Ana
Magaia «Está
a ser uma experiência gratificante, boa, e está sendo nova. Não
comecei hoje a fazer teatro, não é a primeira vez que faço
teatro em Portugal, ou fora de Moçambique, mas para mim é todos
os dias a primeira vez, daí que me sinta bastante grata e feliz por este
momento.
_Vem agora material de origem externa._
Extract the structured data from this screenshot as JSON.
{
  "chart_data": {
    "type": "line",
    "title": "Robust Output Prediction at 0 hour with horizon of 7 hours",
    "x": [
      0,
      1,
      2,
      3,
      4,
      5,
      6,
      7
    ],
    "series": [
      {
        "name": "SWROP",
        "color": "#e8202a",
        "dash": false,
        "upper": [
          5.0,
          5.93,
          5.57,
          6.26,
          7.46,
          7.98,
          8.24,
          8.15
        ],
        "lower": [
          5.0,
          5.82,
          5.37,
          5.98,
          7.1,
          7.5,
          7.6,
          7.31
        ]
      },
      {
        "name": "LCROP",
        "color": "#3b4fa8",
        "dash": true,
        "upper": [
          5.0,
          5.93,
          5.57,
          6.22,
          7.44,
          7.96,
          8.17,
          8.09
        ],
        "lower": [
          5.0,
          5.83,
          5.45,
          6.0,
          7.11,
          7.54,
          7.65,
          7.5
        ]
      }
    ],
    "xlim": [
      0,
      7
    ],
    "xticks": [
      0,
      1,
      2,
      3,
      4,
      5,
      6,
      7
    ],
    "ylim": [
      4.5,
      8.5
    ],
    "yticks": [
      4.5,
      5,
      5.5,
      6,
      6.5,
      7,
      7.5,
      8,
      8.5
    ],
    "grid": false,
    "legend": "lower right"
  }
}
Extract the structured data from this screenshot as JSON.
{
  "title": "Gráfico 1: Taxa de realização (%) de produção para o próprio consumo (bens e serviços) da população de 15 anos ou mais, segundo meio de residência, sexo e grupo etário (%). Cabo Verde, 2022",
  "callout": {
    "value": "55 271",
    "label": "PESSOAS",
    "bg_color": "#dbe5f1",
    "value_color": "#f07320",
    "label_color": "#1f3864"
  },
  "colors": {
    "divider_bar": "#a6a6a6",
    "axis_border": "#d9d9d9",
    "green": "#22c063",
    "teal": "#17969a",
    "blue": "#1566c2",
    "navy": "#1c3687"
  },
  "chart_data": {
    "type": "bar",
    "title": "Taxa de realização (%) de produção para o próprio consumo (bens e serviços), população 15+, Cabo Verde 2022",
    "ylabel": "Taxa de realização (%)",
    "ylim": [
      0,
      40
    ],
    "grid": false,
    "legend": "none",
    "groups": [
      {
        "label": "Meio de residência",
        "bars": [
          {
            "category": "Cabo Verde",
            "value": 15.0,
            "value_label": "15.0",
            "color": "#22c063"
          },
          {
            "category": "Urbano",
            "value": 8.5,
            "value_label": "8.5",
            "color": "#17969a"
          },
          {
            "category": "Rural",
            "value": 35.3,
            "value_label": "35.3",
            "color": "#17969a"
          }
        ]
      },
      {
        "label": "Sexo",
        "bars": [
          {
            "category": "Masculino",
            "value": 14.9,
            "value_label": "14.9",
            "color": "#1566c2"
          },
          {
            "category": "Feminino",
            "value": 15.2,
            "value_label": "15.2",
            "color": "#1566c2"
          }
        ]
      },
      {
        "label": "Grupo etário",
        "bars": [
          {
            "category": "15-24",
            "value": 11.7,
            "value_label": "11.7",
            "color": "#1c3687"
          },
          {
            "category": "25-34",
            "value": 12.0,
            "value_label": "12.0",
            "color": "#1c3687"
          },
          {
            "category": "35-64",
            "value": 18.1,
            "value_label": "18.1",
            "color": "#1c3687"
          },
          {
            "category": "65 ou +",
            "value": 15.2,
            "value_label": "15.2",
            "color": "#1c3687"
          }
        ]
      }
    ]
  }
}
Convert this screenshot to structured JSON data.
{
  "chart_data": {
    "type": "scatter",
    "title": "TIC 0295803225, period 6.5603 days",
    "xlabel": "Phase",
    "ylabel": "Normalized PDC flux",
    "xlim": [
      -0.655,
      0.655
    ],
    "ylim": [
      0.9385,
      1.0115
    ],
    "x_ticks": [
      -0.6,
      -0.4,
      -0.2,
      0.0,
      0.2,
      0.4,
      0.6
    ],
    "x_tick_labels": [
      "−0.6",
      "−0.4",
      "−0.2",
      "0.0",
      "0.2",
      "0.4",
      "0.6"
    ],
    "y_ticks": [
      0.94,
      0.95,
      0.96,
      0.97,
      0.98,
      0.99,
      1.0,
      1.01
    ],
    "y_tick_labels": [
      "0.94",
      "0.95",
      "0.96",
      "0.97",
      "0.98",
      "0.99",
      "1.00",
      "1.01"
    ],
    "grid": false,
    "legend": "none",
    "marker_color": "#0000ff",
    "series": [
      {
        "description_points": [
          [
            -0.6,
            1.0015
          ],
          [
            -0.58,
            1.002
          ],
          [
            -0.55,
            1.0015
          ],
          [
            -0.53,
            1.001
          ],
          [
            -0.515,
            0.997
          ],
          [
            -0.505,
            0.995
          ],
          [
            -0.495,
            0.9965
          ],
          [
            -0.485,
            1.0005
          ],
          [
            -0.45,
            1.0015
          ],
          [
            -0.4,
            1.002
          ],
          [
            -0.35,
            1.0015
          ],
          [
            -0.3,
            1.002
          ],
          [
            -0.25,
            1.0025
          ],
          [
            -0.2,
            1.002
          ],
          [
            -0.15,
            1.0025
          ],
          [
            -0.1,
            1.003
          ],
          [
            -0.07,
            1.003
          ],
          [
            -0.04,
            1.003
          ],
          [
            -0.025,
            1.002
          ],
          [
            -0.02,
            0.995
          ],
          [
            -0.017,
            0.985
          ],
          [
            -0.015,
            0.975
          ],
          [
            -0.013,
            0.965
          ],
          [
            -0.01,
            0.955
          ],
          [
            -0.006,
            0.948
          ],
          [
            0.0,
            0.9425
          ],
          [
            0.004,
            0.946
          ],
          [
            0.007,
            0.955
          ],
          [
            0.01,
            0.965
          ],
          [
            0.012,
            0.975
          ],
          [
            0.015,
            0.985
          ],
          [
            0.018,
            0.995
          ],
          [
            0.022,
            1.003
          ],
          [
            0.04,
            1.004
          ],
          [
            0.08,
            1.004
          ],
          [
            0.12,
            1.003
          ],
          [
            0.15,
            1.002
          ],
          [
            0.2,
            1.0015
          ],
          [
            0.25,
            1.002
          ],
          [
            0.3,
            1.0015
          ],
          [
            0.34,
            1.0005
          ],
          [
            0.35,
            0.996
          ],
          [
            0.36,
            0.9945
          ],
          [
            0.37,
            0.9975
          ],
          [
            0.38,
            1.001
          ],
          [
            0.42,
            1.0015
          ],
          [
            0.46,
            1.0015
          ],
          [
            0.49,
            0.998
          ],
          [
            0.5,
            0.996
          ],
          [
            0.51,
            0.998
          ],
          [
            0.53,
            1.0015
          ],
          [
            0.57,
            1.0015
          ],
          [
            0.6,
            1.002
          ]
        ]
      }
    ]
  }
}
O espectáculo significa que estamos de certa maneira todos na
diáspora, estamos todos de certa maneira no mundo porque forçados
por algumas situações, da vida e das transformações
dos países e da política, todos nós passamos um pouco por
ela, durante este processo de colonização, de há 500 anos
para cá, e com o passar do tempo, as pessoas encontraram-se a viver umas
num sítio, outras no outro, porque quiseram, ou porque foram forçadas,
e criaram mecanismos de defesa, outras maneiras de estar perante a vida, e perante
aquilo são, não são, deixarão de ser, ou pretendem
vir a ser. O respeito pelos outros, pela identidade de quem é quem,
está aqui presente. Encontramos várias Muazizas, vários Dudas,
que estão do outro lado, que também, pelas contingências do
momento tiveram de ficar ou foram obrigados a estar, e nunca em nenhum momento
foram uma coisa nem outra, e têm os seus traumas, os seus dilemas, os seus
momentos de afirmação, o que serve para qualquer outro lugar, outro
lado da vida, e isto funciona para todos os povos». Paulo
Patraquim
«O espectáculo são três ilhas, que se tocam. É
um conflito entre três personagens, que se vai desencadear até ao
final, que será um final brutal, mas dá para antever... Uma coisa
que está sempre presente na relação entre as personagens
é o passado, são passados diferentes, é o passado de uma
personagem que nasceu cá, mas tem memória, uma cor de pele diferente,
a memória de outra personagem que vem de outro sítio para ficar
mas traz ao mesmo tempo outra memória. É muito o confronto de memórias,
de passados, numa perspectiva actual, daí que o texto seja bastante actual.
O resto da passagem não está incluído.